Der ehemalige Präsident der Weltbankgruppe, David Malpass, hält im März eine Rede im Mahatma Gandhi International Convention Center in Niamey, Niger. (Weltbank, Torie Smith, CC-BY-NC-ND 2.0)

Diese Westmächte stellten sich sofort hinter die Position der ECOWAS. "Die Vereinigten Staaten begrüßen und loben die starke Führung der Staats- und Regierungschefs der ECOWAS bei der Verteidigung der verfassungsmäßigen Ordnung in Niger, Maßnahmen, die den Willen des nigrischen Volkes respektieren und mit den in der ECOWAS und der Afrikanischen Union verankerten Prinzipien der 'Nulltoleranz gegenüber verfassungswidrigen Veränderungen' übereinstimmen", heißt es in einer Pressemitteilung des Außenministeriums.

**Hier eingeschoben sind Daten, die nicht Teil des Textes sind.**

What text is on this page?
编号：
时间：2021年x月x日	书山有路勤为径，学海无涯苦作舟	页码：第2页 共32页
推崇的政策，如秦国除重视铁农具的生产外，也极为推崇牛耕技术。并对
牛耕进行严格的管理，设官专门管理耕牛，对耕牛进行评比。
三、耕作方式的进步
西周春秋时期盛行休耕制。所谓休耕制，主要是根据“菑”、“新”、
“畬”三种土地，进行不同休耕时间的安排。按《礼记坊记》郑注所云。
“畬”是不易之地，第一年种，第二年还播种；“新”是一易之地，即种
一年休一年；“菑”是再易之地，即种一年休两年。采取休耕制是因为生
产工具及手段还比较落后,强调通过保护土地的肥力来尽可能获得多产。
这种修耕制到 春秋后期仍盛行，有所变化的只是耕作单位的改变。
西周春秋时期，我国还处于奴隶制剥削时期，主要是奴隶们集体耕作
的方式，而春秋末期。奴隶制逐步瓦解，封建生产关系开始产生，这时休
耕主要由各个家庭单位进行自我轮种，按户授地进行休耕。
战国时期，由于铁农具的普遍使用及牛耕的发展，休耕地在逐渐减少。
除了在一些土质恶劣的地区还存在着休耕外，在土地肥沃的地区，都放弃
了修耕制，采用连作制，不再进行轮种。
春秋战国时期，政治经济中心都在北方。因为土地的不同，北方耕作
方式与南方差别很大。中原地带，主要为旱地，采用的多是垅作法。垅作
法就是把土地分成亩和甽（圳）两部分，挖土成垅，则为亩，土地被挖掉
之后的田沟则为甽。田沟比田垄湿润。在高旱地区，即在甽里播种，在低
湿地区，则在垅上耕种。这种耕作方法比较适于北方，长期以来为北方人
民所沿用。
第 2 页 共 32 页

Die französische Regierung bezeichnete den Putsch als "völlig illegitim" und erklärte, sie unterstütze "mit Entschlossenheit und Entschlossenheit die Bemühungen der ECOWAS, diesen Putschversuch zu vereiteln". "Die EU hat sich auch der ersten Reaktion der ECOWAS in dieser Angelegenheit angeschlossen", sagte Josep Borrell, der Hohe Vertreter der Europäischen Union für Außenpolitik, und gab damit grünes Licht für eine Intervention. Die amtierende stellvertretende US-Außenministerin Victoria Nuland deutete ebenfalls nachdrücklich an, dass die Vereinigten Staaten erwägen, selbst in Niger einzumarschieren. "Es ist nicht unser Wunsch, dorthin zu gehen, aber sie [die neue Militärjunta] könnten uns an diesen Punkt bringen", sagte Nuland über ihre jüngste Reise nach Niger, wo sie, wie sie sagte, ein "äußerst offenes und manchmal ziemlich schwieriges" Treffen mit der neuen Führung hatte.

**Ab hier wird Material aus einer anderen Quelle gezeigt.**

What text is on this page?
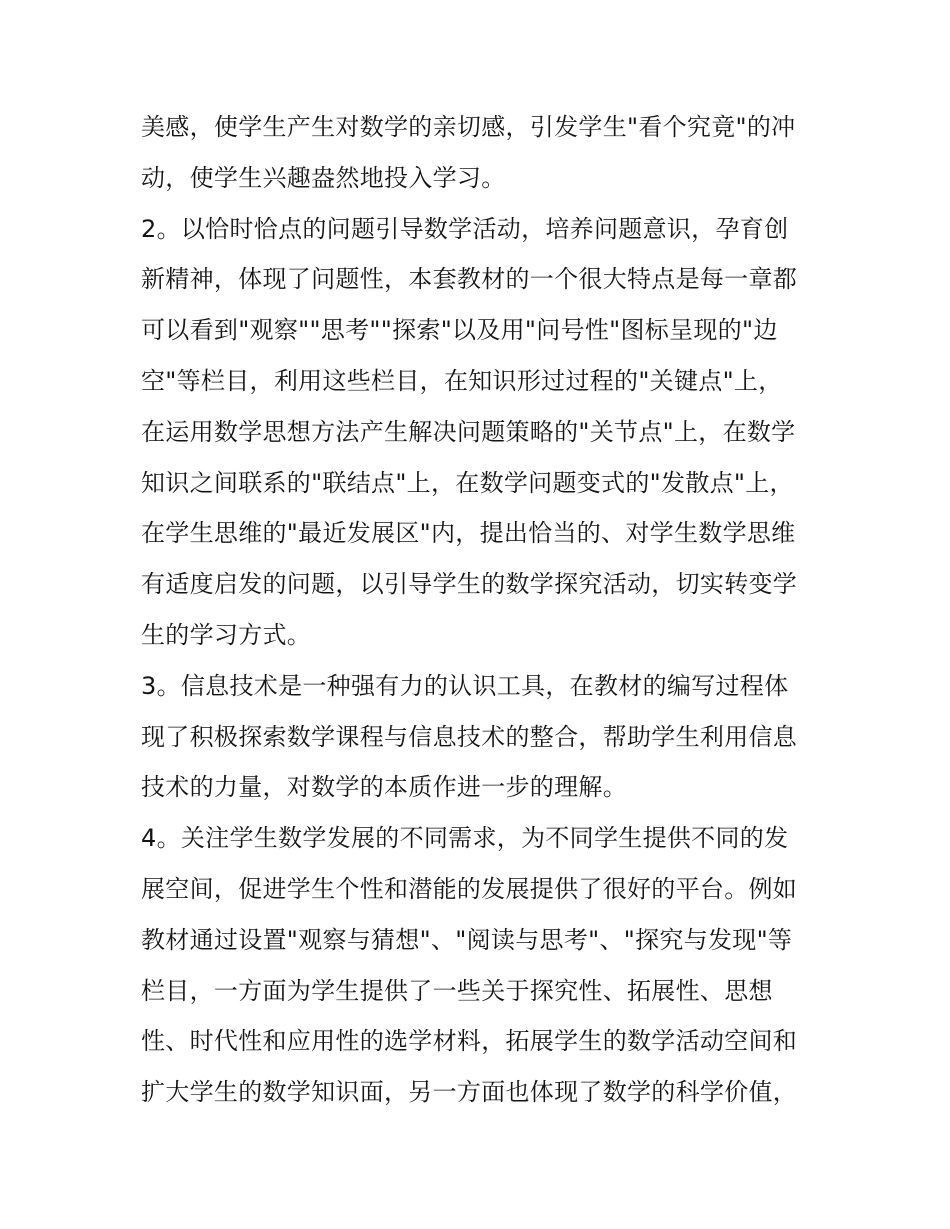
美感，使学生产生对数学的亲切感，引发学生"看个究竟"的冲
动，使学生兴趣盎然地投入学习。
2。以恰时恰点的问题引导数学活动，培养问题意识，孕育创
新精神，体现了问题性，本套教材的一个很大特点是每一章都
可以看到"观察""思考""探索"以及用"问号性"图标呈现的"边
空"等栏目，利用这些栏目，在知识形过过程的"关键点"上，
在运用数学思想方法产生解决问题策略的"关节点"上，在数学
知识之间联系的"联结点"上，在数学问题变式的"发散点"上，
在学生思维的"最近发展区"内，提出恰当的、对学生数学思维
有适度启发的问题，以引导学生的数学探究活动，切实转变学
生的学习方式。
3。信息技术是一种强有力的认识工具，在教材的编写过程体
现了积极探索数学课程与信息技术的整合，帮助学生利用信息
技术的力量，对数学的本质作进一步的理解。
4。关注学生数学发展的不同需求，为不同学生提供不同的发
展空间，促进学生个性和潜能的发展提供了很好的平台。例如
教材通过设置"观察与猜想"、"阅读与思考"、"探究与发现"等
栏目，一方面为学生提供了一些关于探究性、拓展性、思想
性、时代性和应用性的选学材料，拓展学生的数学活动空间和
扩大学生的数学知识面，另一方面也体现了数学的科学价值，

Bazoum, zweiter von links, bei einem Treffen in Washington am 13. Dezember 2022. US-Außenminister Antony Blinken ist links, US-Verteidigungsminister Lloyd Austin rechts. (Außenministerium, Freddie Everett / Public domain)

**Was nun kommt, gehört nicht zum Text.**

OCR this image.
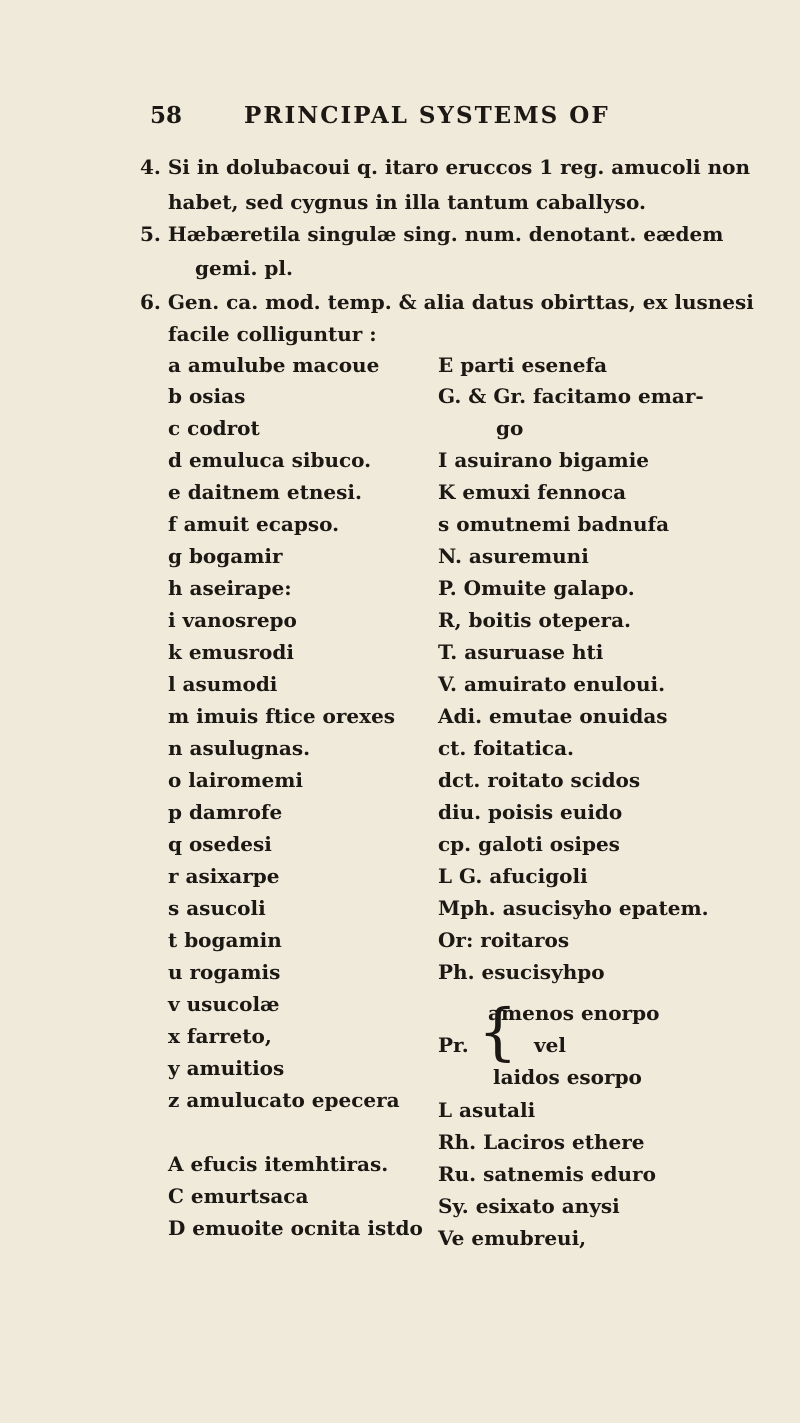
58	PRINCIPAL SYSTEMS OF
4. Si in dolubacoui q. itaro eruccos 1 reg. amucoli non
habet, sed cygnus in illa tantum caballyso.
5. Hæbæretila singulæ sing. num. denotant. eædem
gemi. pl.
6. Gen. ca. mod. temp. & alia datus obirttas, ex lusnesi
facile colliguntur :
a amulube macoue
b osias
c codrot
d emuluca sibuco.
e daitnem etnesi.
f amuit ecapso.
g bogamir
h aseirape:
i vanosrepo
k emusrodi
l asumodi
m imuis ftice orexes
n asulugnas.
o lairomemi
p damrofe
q osedesi
r asixarpe
s asucoli
t bogamin
u rogamis
v usucolæ
x farreto,
y amuitios
z amulucato epecera
A efucis itemhtiras.
C emurtsaca
D emuoite ocnita istdo
E parti esenefa
G. & Gr. facitamo emar-
go
I asuirano bigamie
K emuxi fennoca
s omutnemi badnufa
N. asuremuni
P. Omuite galapo.
R, boitis otepera.
T. asuruase hti
V. amuirato enuloui.
Adi. emutae onuidas
ct. foitatica.
dct. roitato scidos
diu. poisis euido
cp. galoti osipes
L G. afucigoli
Mph. asucisyho epatem.
Or: roitaros
Ph. esucisyhpo
Pr. {
amenos enorpo
vel
laidos esorpo
L asutali
Rh. Laciros ethere
Ru. satnemis eduro
Sy. esixato anysi
Ve emubreui,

Ein Maß dafür, wie nahe die ECOWAS den Vereinigten Staaten steht, ist die ständige Unterstützung, die Washington der Organisation zukommen lässt. Im Laufe des Jahres 2022 gab das Außenministerium Erklärungen ab, in denen es die Position der ECOWAS zu Mali (einem weiteren Land, in dem das Militär eine unbeliebte, vom Westen unterstützte Regierung abgesetzt hat) unterstützte. "Die Vereinigten Staaten loben die entschlossenen Maßnahmen der ECOWAS zur Verteidigung von Demokratie und Stabilität in Mali", schrieb das Außenministerium. Sie hat auch ähnliche Memos herausgegeben, in denen sie ihre unerschütterliche Unterstützung für das Vorgehen der ECOWAS gegen Militärputsche in Guinea und Burkina Faso bekräftigt. Dies hat dazu geführt, dass viele Kritiker die ECOWAS als wenig mehr als eine Schachfigur der Vereinigten Staaten betrachten.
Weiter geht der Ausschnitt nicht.